If you’re contemplating a divorce there are probably a million things running through your head at once. That’s why it’s important to be organized before you visit your divorce attorney, especially when it’s the first visit. Having topics you want to discuss can help as well as having a list of questions. These questions can be about how the divorce will be handled as well as how you should prepare for what lies ahead. Here are several questions to ask a divorce attorney on your first visit.
10 Questions to Ask a Divorce Attorney on First Visit
Should I talk to my spouse about the topics I discuss with my attorney?
While you want to keep the lines of communication open with your spouse, you don’t want to necessarily discuss what is talked about with your attorney. There is an attorney-client privilege and you should not discuss any of your communications with your spouse or any other third party.
What people in the office will work on my case?
You should know which attorneys in the office will be working on your case and who else in the office will be handling your paperwork. Having this knowledge will make it easier when other questions arise.
How much will my divorce cost?
The answer to this question will depend on a number of variables. An attorney will not be able to give you an exact cost during your first visit. He or she may be able to give you an estimate with the understanding that it will change depending on the amount of paperwork that needs to be filed and what issues come up.
Should I move out of the house during the divorce or should my spouse?
An attorney cannot tell you what to do in this matter. This is a personal decision that you need to talk about with your spouse. Consider your comfort level and whether the two of you can live amicably during the divorce proceedings.
Should I be seeking any temporary orders?
Temporary orders can be in regards to parental visiting, business assets or property, among other issues. There are several issues to consider including whether you believe property may be destroyed while the divorce is going on or if there’s a family business that may be endangered due to your spouse’s activity. Your attorney will review your case and advise you as to the best route to take.
What should I know about spousal support?
Whether you are the one who will be receiving spousal support or the one giving it, you should know what may happen on either end. Many people have no idea how spousal support is calculated when it comes to income and assets. They may not receive what they think they will once the process is explained. Those responsible for paying spousal support may also be surprised at the amount they will be expected to pay. While exact amounts cannot be determined during the first visit, your attorney can explain the process so that you know what to expect.
How much child support can I expect to receive or expect to pay?
As with spousal support, the exact amount cannot be determined during the first visit with your attorney. But, your attorney can explain how the amount is determined for those paying and receiving. This can help you calculate what you may be paying or receiving. Many people like to have an estimate so that they can budget once the divorce is final.
How long will my divorce take?
Some divorces can be finalized quickly and there are ones that drag on for months. Your attorney should be honest with you and tell you that there is no way to predict the exact amount of time your divorce will take. It will depend on several factors including whether the divorce is contested or uncontested.
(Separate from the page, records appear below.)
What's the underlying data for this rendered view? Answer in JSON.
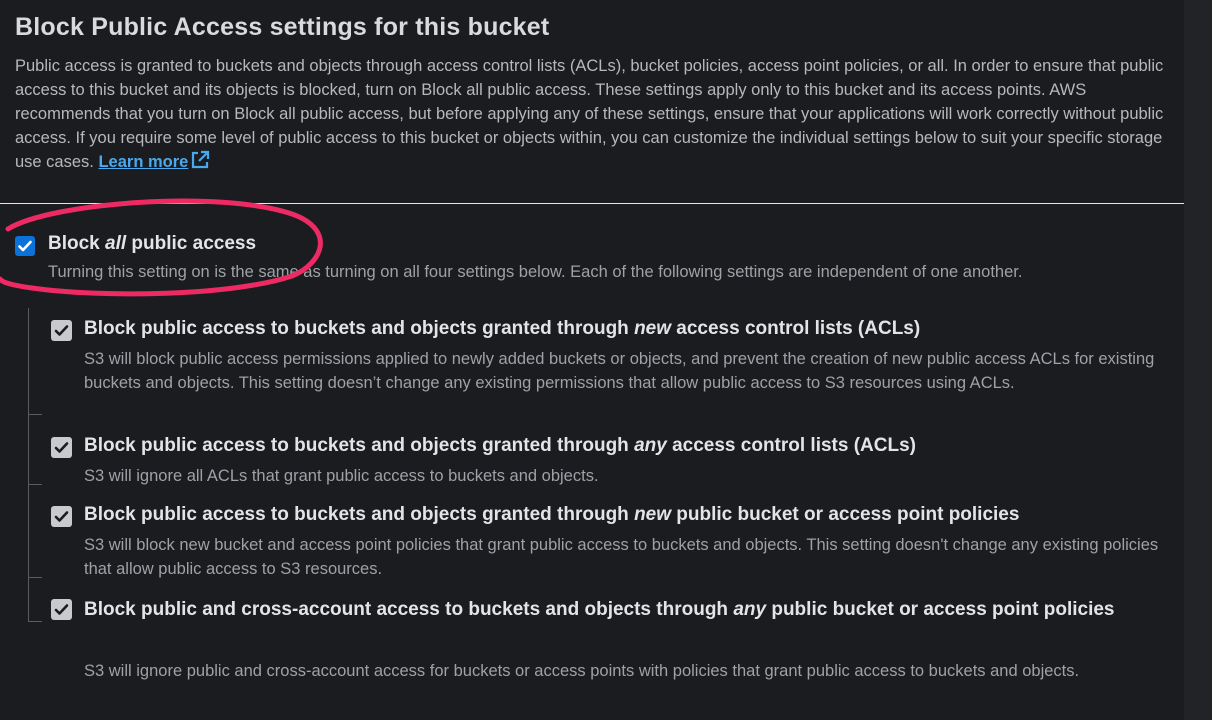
{
  "section": {
    "title": "Block Public Access settings for this bucket",
    "description": "Public access is granted to buckets and objects through access control lists (ACLs), bucket policies, access point policies, or all. In order to ensure that public access to this bucket and its objects is blocked, turn on Block all public access. These settings apply only to this bucket and its access points. AWS recommends that you turn on Block all public access, but before applying any of these settings, ensure that your applications will work correctly without public access. If you require some level of public access to this bucket or objects within, you can customize the individual settings below to suit your specific storage use cases.",
    "learn_more": "Learn more"
  },
  "block_all": {
    "label_prefix": "Block ",
    "label_emphasis": "all",
    "label_suffix": " public access",
    "checked": true,
    "description": "Turning this setting on is the same as turning on all four settings below. Each of the following settings are independent of one another."
  },
  "options": [
    {
      "label_prefix": "Block public access to buckets and objects granted through ",
      "label_emphasis": "new",
      "label_suffix": " access control lists (ACLs)",
      "checked": true,
      "disabled": true,
      "description": "S3 will block public access permissions applied to newly added buckets or objects, and prevent the creation of new public access ACLs for existing buckets and objects. This setting doesn’t change any existing permissions that allow public access to S3 resources using ACLs."
    },
    {
      "label_prefix": "Block public access to buckets and objects granted through ",
      "label_emphasis": "any",
      "label_suffix": " access control lists (ACLs)",
      "checked": true,
      "disabled": true,
      "description": "S3 will ignore all ACLs that grant public access to buckets and objects."
    },
    {
      "label_prefix": "Block public access to buckets and objects granted through ",
      "label_emphasis": "new",
      "label_suffix": " public bucket or access point policies",
      "checked": true,
      "disabled": true,
      "description": "S3 will block new bucket and access point policies that grant public access to buckets and objects. This setting doesn't change any existing policies that allow public access to S3 resources."
    },
    {
      "label_prefix": "Block public and cross-account access to buckets and objects through ",
      "label_emphasis": "any",
      "label_suffix": " public bucket or access point policies",
      "checked": true,
      "disabled": true,
      "description": "S3 will ignore public and cross-account access for buckets or access points with policies that grant public access to buckets and objects."
    }
  ],
  "colors": {
    "background": "#1b1c1f",
    "link": "#4aa8ec",
    "checkbox_checked": "#0a72d8",
    "annotation_highlight": "#ee2a64"
  },
  "icons": {
    "learn_more": "external-link-icon",
    "checkbox": "checkmark-icon"
  }
}
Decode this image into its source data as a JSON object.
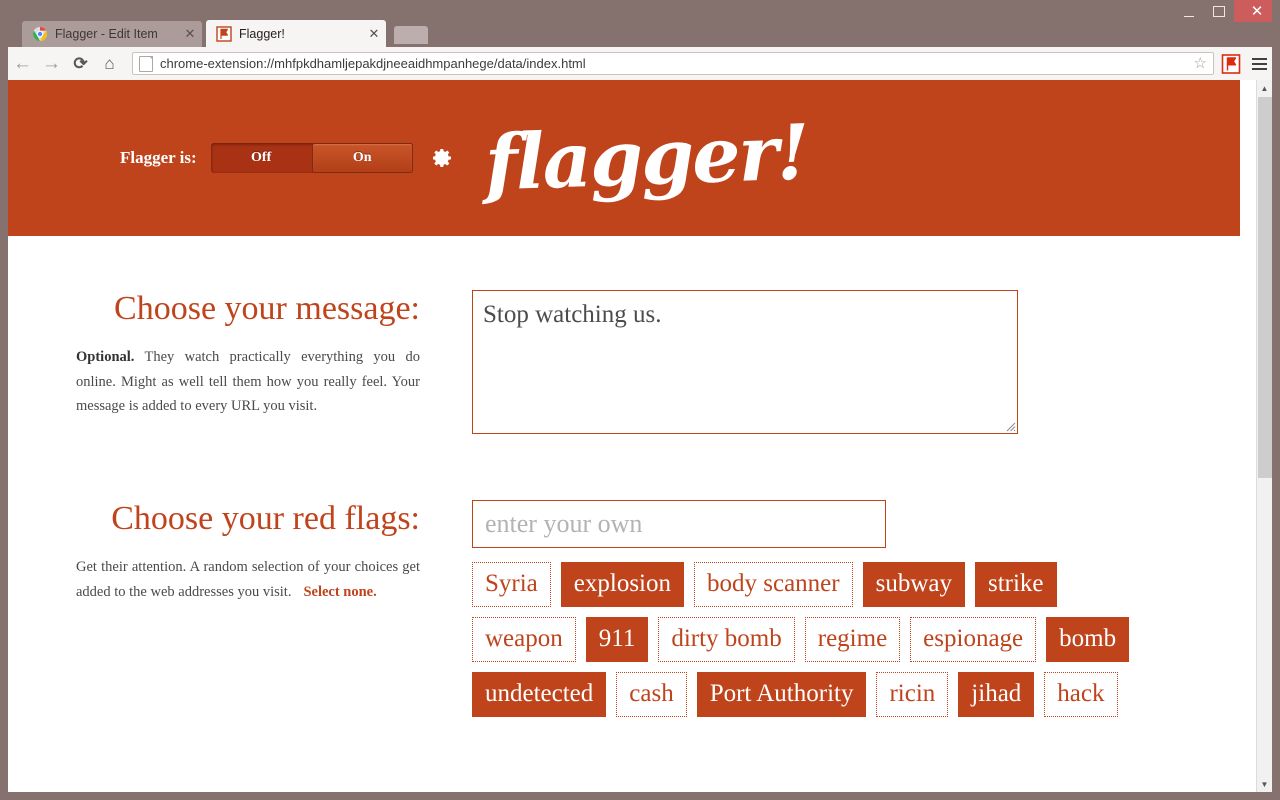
{
  "browser": {
    "window_controls": {
      "minimize_label": "–",
      "maximize_label": "",
      "close_label": "✕"
    },
    "tabs": [
      {
        "title": "Flagger - Edit Item",
        "active": false,
        "favicon": "chrome-icon",
        "close_label": "✕"
      },
      {
        "title": "Flagger!",
        "active": true,
        "favicon": "flag-icon",
        "close_label": "✕"
      }
    ],
    "nav": {
      "back_label": "←",
      "forward_label": "→",
      "reload_label": "⟳",
      "home_label": "⌂"
    },
    "omnibox": {
      "url": "chrome-extension://mhfpkdhamljepakdjneeaidhmpanhege/data/index.html",
      "star_label": "☆"
    },
    "extension_icon_name": "flagger-extension-icon",
    "menu_icon_name": "hamburger-menu-icon"
  },
  "app_header": {
    "status_label": "Flagger is:",
    "toggle": {
      "off_label": "Off",
      "on_label": "On",
      "selected": "On"
    },
    "settings_icon_name": "gear-icon",
    "logo_text": "flagger!",
    "background_color": "#bf441c"
  },
  "message_section": {
    "heading": "Choose your message:",
    "desc_bold": "Optional.",
    "desc_rest": " They watch practically everything you do online. Might as well tell them how you really feel. Your message is added to every URL you visit.",
    "textarea_value": "Stop watching us.",
    "textarea_placeholder": ""
  },
  "flags_section": {
    "heading": "Choose your red flags:",
    "desc": "Get their attention. A random selection of your choices get added to the web addresses you visit.",
    "select_none_label": "Select none.",
    "own_flag_placeholder": "enter your own",
    "own_flag_value": "",
    "flags": [
      {
        "label": "Syria",
        "selected": false
      },
      {
        "label": "explosion",
        "selected": true
      },
      {
        "label": "body scanner",
        "selected": false
      },
      {
        "label": "subway",
        "selected": true
      },
      {
        "label": "strike",
        "selected": true
      },
      {
        "label": "weapon",
        "selected": false
      },
      {
        "label": "911",
        "selected": true
      },
      {
        "label": "dirty bomb",
        "selected": false
      },
      {
        "label": "regime",
        "selected": false
      },
      {
        "label": "espionage",
        "selected": false
      },
      {
        "label": "bomb",
        "selected": true
      },
      {
        "label": "undetected",
        "selected": true
      },
      {
        "label": "cash",
        "selected": false
      },
      {
        "label": "Port Authority",
        "selected": true
      },
      {
        "label": "ricin",
        "selected": false
      },
      {
        "label": "jihad",
        "selected": true
      },
      {
        "label": "hack",
        "selected": false
      }
    ]
  },
  "colors": {
    "accent": "#bf441c",
    "titlebar": "#85726f",
    "close_button": "#cd5c5c"
  }
}
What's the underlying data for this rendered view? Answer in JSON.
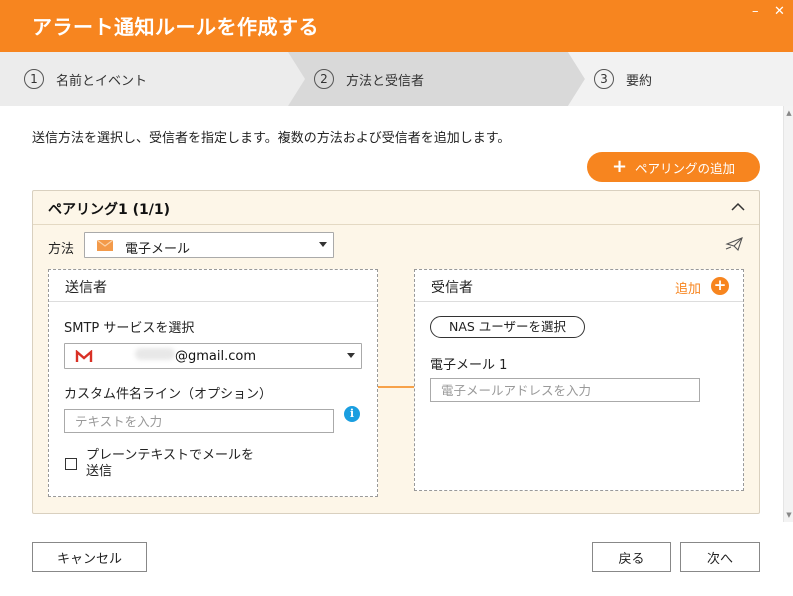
{
  "window": {
    "title": "アラート通知ルールを作成する",
    "minimize": "–",
    "close": "✕"
  },
  "steps": [
    {
      "number": "1",
      "label": "名前とイベント",
      "active": false
    },
    {
      "number": "2",
      "label": "方法と受信者",
      "active": true
    },
    {
      "number": "3",
      "label": "要約",
      "active": false
    }
  ],
  "description": "送信方法を選択し、受信者を指定します。複数の方法および受信者を追加します。",
  "add_pairing_label": "ペアリングの追加",
  "pairing": {
    "title": "ペアリング1 (1/1)",
    "method_label": "方法",
    "method_value": "電子メール",
    "sender": {
      "title": "送信者",
      "smtp_label": "SMTP サービスを選択",
      "smtp_value": "@gmail.com",
      "subject_label": "カスタム件名ライン（オプション）",
      "subject_placeholder": "テキストを入力",
      "plaintext_label": "プレーンテキストでメールを送信",
      "plaintext_checked": false
    },
    "receiver": {
      "title": "受信者",
      "add_label": "追加",
      "nas_button": "NAS ユーザーを選択",
      "email_label": "電子メール 1",
      "email_placeholder": "電子メールアドレスを入力"
    }
  },
  "footer": {
    "cancel": "キャンセル",
    "back": "戻る",
    "next": "次へ"
  },
  "colors": {
    "accent": "#f7851f",
    "info": "#1a9ee0",
    "pairing_bg": "#fdf6e8"
  }
}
The more issues that are disputed and the more paperwork that needs to be filed, the longer the divorce will take. If a couple can come to an agreement on several issues it can help to speed up the process and lower the cost.
How do I negotiate with my spouse and how will you help?
During your first visit, your attorney should be able to tell you whether they think your case will likely settle or proceed to court. While this may change, he or she can give you their first impressions of your case. From there, your attorney should explain how the negotiation process will work. They may decide to negotiate using correspondence, mediation, or voluntary settlement conferences. Not all methods work for all cases.
Situations may change as the divorce proceedings move on, especially if each party gets emotional or defensive during the process.
Do you have references from other clients?
While each divorce case is different, your attorney should be willing to offer your references from previous clients. This can give you more insight into how cases were handled and how long it took. If your attorney does not want to provide references, you can question why. If you are not satisfied, you have the right to move on and look for a new divorce attorney.
On this topic, you can also ask whether the reviews on their website are testimonials from previous clients. If your attorney says no, then you’ll want to question why they are on there in the first place, especially if they are being portrayed as such.